Ora, però, si passa dalla teoria alla pratica:
le imprese interessate possono iniziare a trasmettere le comunicazioni necessarie per accedere al beneficio.
L’agevolazione, come ben sapete, non prevede un contributo diretto, ma una maggiorazione del costo dei beni acquistati ai fini fiscali.
In sostanza, gli investimenti agevolabili possono pesare di più nel calcolo degli ammortamenti, generando un risparmio sulle imposte.
Chi investe in beni strumentali nuovi, innovazione digitale o autoproduzione di energia da fonti rinnovabili può ottenere un vantaggio fiscale.
Per le imprese che stavano programmando investimenti, questo è il momento di verificare requisiti, documentazione e tempi di invio, perché l’accesso al beneficio richiede una gestione ordinata fin dal primo passaggio.
Continuate a leggere qui sotto per capire come accedervi, altrimenti, cliccando qui potete scoprire un’altra agevolazione per i beni strumentali, cioè la Nuova Sabatini.
Iperammortamento 2026: domande sul portale GSE
Le comunicazioni devono essere trasmesse tramite il portale GSE.
La procedura prevede tra passaggi principali:
- comunicazione preventiva,
- comunicazione di conferma,
- comunicazione di completamento.
Si tratta, quindi, di un percorso da seguire con attenzione.
La prima comunicazione serve a indicare gli investimenti previsti, gli importi e le informazioni sui beni.
La comunicazione di conferma, invece, dimostra l’effettivo avvio dell’investimento e richiede, tra le altre cose, il pagamento di un acconto pari almeno al 20% del costo di ciascun bene.
Infine, con la comunicazione di completamento si chiude la procedura, una volta conclusi gli investimenti e verificata l’interconnessione dei beni o l’entrata in esercizio degli impianti.
Guida operativa e investimenti ammessi
Gli investimenti agevolabili riguardano soprattutto due ambiti:
beni strumentali nuovi destinati alla trasformazione tecnologica e digitale dei processi produttivi e
impianti o beni finalizzati all’autoproduzione e all’autoconsumo di energia da fonti rinnovabili.
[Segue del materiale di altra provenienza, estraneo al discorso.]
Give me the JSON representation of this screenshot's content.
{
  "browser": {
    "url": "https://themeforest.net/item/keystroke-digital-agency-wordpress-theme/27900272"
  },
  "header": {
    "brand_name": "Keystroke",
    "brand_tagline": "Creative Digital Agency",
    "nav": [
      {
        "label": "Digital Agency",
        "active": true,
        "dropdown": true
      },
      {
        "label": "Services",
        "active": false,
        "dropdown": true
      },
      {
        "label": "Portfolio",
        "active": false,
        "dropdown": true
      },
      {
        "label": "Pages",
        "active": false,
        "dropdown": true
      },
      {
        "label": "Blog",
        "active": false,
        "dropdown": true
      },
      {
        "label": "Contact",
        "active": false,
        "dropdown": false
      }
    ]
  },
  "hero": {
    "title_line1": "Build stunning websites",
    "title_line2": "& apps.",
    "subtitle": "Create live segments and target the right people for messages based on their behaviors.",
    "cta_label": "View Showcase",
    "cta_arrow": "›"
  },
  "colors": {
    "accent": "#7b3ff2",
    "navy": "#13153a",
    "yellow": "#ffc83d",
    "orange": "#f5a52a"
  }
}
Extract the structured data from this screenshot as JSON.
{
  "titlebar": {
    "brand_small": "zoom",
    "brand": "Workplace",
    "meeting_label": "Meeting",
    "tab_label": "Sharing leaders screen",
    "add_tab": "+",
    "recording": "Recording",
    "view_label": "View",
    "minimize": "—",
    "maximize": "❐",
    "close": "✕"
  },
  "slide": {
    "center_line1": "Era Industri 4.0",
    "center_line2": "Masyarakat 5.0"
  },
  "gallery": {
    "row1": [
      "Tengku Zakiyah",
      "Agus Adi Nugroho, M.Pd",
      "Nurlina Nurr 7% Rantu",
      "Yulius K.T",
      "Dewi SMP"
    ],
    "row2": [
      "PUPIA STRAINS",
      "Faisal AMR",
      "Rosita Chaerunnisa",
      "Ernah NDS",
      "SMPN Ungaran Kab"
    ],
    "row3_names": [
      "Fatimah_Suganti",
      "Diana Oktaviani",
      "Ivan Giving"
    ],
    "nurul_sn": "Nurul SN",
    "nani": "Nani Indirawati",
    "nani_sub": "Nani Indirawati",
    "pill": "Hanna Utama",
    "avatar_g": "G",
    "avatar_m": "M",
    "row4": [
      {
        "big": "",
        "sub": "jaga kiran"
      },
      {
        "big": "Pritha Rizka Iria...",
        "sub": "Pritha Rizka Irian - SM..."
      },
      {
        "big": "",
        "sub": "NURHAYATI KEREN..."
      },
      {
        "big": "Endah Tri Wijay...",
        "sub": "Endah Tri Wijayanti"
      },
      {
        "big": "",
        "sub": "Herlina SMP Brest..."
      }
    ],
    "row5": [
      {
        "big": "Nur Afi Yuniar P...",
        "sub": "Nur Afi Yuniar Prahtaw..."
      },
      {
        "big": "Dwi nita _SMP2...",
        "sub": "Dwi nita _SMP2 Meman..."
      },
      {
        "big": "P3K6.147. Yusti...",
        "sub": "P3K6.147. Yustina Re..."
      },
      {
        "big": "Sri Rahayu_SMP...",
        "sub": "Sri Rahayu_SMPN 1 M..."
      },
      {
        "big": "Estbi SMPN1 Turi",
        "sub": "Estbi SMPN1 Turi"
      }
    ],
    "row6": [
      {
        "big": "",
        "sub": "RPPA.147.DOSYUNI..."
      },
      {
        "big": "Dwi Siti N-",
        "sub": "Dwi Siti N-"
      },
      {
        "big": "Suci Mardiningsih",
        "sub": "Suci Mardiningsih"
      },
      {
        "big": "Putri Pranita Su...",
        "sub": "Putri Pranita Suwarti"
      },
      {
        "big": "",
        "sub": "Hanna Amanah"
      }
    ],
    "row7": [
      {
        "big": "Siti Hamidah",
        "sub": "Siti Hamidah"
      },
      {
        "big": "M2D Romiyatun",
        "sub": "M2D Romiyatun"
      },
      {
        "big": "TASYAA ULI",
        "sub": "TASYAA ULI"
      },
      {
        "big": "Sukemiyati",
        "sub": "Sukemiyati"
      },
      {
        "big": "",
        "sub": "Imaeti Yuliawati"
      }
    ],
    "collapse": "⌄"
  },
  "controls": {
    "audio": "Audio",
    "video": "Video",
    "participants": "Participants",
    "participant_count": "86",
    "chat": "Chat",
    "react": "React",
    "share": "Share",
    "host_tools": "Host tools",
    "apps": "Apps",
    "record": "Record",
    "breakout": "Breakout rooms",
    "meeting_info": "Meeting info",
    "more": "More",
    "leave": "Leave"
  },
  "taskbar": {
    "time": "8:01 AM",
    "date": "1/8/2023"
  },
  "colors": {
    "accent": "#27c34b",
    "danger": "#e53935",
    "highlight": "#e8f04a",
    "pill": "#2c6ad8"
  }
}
Possono accedere alla misura le imprese residenti in Italia e le stabili organizzazioni di soggetti esteri, a prescindere da dimensione, settore o forma giuridica.
Gli investimenti, però, devono essere destinati a strutture produttive presenti sul territorio nazionale e devono rispettare i requisiti tecnici previsti.
Attenzione alla documentazione
Il beneficio può essere rilevante, ma non è automatico.
Oltre all’invio delle comunicazioni, servono documenti precisi a supporto dell’investimento.
Tra questi rientrano la perizia tecnica asseverata, o l’attestazione di conformità, per dimostrare le caratteristiche dei beni e l’interconnessione, e la certificazione contabile rilasciata da un revisore legale, necessaria per attestare le spese sostenute.
L’Iperammortamento rappresenta un’opportunità per le imprese che vogliono investire, ma va gestito con metodo.
Prima di procedere, è utile verificare se i beni rientrano tra quelli agevolabili, se i tempi sono compatibili con la misura e se la documentazione è completa.
Ora che la procedura è aperta, non resta che pianificare gli investimenti.